司令塔として、こうした社会全体のデジタル改革を牽引するのが、デジタル庁だ。目指すのは「誰一人取り残されない、人に優しいデジタル化」の実現。今後は、オンライン窓口を通じた行政手続きの簡素化など「利用者視点のサービス拡充」を強化する方針だ。また、デジタル庁としても「AI・データを最大限に活用する行政組織」へと変革を図る。

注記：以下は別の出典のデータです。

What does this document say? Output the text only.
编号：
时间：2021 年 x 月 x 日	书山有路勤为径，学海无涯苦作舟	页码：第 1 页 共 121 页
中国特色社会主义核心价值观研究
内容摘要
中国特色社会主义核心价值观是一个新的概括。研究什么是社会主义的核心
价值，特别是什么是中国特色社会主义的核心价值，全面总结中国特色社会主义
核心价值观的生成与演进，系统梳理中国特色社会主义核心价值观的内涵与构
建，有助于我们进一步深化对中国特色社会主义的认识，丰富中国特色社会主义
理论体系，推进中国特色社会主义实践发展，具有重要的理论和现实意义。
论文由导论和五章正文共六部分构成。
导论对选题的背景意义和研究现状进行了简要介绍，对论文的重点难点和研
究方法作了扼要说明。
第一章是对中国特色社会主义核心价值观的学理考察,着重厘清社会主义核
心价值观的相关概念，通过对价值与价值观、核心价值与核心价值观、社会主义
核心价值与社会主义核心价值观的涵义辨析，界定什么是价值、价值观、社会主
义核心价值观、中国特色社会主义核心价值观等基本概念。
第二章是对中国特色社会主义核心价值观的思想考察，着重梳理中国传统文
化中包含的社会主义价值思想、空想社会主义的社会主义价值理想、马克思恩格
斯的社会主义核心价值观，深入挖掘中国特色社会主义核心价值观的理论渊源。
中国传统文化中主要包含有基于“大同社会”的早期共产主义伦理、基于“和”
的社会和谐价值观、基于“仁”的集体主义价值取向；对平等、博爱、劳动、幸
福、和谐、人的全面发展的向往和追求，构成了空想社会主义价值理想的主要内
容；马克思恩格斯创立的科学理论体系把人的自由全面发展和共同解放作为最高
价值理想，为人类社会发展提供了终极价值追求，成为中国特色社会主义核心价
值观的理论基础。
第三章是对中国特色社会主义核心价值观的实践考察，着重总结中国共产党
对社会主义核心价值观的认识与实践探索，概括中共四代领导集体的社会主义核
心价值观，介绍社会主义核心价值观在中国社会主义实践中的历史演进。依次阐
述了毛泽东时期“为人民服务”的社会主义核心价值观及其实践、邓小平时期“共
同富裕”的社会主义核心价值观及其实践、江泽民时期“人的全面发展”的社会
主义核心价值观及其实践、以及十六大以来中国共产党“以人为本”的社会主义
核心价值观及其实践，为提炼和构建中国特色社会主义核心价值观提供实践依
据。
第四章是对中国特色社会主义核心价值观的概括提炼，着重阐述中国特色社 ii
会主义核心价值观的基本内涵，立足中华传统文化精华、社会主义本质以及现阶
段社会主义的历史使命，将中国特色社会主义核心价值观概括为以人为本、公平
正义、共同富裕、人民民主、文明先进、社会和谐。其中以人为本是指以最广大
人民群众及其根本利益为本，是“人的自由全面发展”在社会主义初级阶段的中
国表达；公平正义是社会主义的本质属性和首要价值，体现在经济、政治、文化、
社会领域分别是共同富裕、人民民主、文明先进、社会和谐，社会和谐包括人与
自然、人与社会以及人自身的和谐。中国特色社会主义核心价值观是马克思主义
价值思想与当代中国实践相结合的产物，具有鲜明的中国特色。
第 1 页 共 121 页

この変革を推し進めるために不可欠なのが、多様な人材の力だ。これまでもキャリア採用に注力し、金融、メーカー、外資系コンサルティング、マスコミなど様々な業界の出身者を採用してきたデジタル庁。こうした動きを強化し、組織の変革を加速するべく、今回広く人材を募る。公募するのは、政策の推進から現場のフォローアップまで担う課長補佐級・係長級の職員(一般職)。ジョブローテーションを通じて幅広い経験を積みながら、専門性を磨くポジションだ。
今回は人事院の国家公務員試験(筆記試験)は行なわず、面接や適性検査など一般企業に近い形で選考を実施。幅広いバックグラウンドを有する人材を募集する狙いだ。培ってきた知見を活かし、デジタル社会をアップデートする――志ある方からの応募が期待される。